At issue are Washington’s Byzantine water laws. The law tenuously balances century-old water claims for municipalities and farmers with tribal rights to fish in healthy rivers. The law grants limited exemptions for well drilling too.
The Supreme Court ruling knocked that balance askew. In a decision known as the Hirst ruling, the justices put extra scrutiny on — and dramatically raised — the price of drilling wells that are exempted from the water-rights law.
We discussed the Hirst ruling earlier this year, putting it in the frame of regulatory policy.
In the Hirst decision, the state Supreme Court created uncertainty and confusion, limiting development and opportunity.

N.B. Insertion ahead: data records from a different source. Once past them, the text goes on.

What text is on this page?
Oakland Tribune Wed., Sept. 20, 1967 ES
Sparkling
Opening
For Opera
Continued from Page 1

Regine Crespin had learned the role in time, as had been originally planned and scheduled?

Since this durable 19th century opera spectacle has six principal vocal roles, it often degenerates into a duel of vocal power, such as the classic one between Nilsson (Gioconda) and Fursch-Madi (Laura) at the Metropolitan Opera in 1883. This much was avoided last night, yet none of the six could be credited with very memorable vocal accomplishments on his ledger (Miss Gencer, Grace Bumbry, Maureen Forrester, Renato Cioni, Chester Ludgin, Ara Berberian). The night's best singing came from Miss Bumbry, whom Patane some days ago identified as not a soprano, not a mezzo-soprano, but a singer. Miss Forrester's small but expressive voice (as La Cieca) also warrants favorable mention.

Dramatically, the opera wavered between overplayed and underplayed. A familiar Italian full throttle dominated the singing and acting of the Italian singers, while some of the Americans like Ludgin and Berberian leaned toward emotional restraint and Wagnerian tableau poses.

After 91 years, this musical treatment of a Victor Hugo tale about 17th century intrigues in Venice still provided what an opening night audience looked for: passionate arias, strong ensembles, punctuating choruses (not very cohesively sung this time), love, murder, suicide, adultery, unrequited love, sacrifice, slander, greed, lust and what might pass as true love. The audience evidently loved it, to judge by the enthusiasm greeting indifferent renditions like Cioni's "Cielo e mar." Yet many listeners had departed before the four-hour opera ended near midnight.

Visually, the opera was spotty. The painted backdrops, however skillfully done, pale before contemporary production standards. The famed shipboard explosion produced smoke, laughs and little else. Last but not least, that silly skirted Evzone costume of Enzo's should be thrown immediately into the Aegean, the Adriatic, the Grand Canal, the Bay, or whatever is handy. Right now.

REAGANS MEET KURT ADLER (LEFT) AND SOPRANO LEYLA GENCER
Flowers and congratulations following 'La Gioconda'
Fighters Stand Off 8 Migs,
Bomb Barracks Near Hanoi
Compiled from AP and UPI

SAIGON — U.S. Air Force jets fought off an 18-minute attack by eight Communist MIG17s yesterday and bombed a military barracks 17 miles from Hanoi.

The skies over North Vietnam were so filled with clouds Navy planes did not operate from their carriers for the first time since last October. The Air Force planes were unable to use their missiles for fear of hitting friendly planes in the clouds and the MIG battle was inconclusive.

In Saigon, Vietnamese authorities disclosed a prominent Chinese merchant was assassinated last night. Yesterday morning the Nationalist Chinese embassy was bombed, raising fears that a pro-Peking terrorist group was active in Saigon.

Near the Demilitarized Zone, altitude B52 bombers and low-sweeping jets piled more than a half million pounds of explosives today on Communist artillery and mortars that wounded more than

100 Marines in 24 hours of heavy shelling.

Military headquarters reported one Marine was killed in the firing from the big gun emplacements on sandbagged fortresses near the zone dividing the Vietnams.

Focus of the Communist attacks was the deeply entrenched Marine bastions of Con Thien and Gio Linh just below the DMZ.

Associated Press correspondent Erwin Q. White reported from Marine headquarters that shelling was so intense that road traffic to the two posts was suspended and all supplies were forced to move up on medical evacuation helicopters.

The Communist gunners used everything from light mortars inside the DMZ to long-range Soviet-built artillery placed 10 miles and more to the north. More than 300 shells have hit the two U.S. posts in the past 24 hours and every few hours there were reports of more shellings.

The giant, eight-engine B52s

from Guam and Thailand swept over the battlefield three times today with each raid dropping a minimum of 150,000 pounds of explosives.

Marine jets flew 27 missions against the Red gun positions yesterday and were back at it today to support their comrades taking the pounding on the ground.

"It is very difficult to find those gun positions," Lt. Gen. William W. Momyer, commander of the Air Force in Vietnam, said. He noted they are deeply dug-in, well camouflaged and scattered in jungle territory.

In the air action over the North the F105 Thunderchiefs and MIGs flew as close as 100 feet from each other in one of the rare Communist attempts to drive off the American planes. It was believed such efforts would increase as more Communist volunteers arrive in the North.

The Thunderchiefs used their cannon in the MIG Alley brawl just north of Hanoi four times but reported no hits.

A legislative fix is appropriate.
The Seattle Times editorial makes a similar point.
Fixing the Hirst decision requires navigating between the Growth Management Act, which regulates rural development; Native American tribes; and water-rights holders, who have a legitimate interest in ensuring their taps don’t run dry because of overzealous well drilling.
But the economic damage to rural Washington — which lags extensively behind the superheated central Puget Sound economy — is too great to ignore…The Republican-led Senate passed a Hirst fix with bipartisan support, but the bill was held up in the Democratic-led House.
…The House must act. Fixing the Hirst ruling is on the must-do list before lawmakers adjourn for good.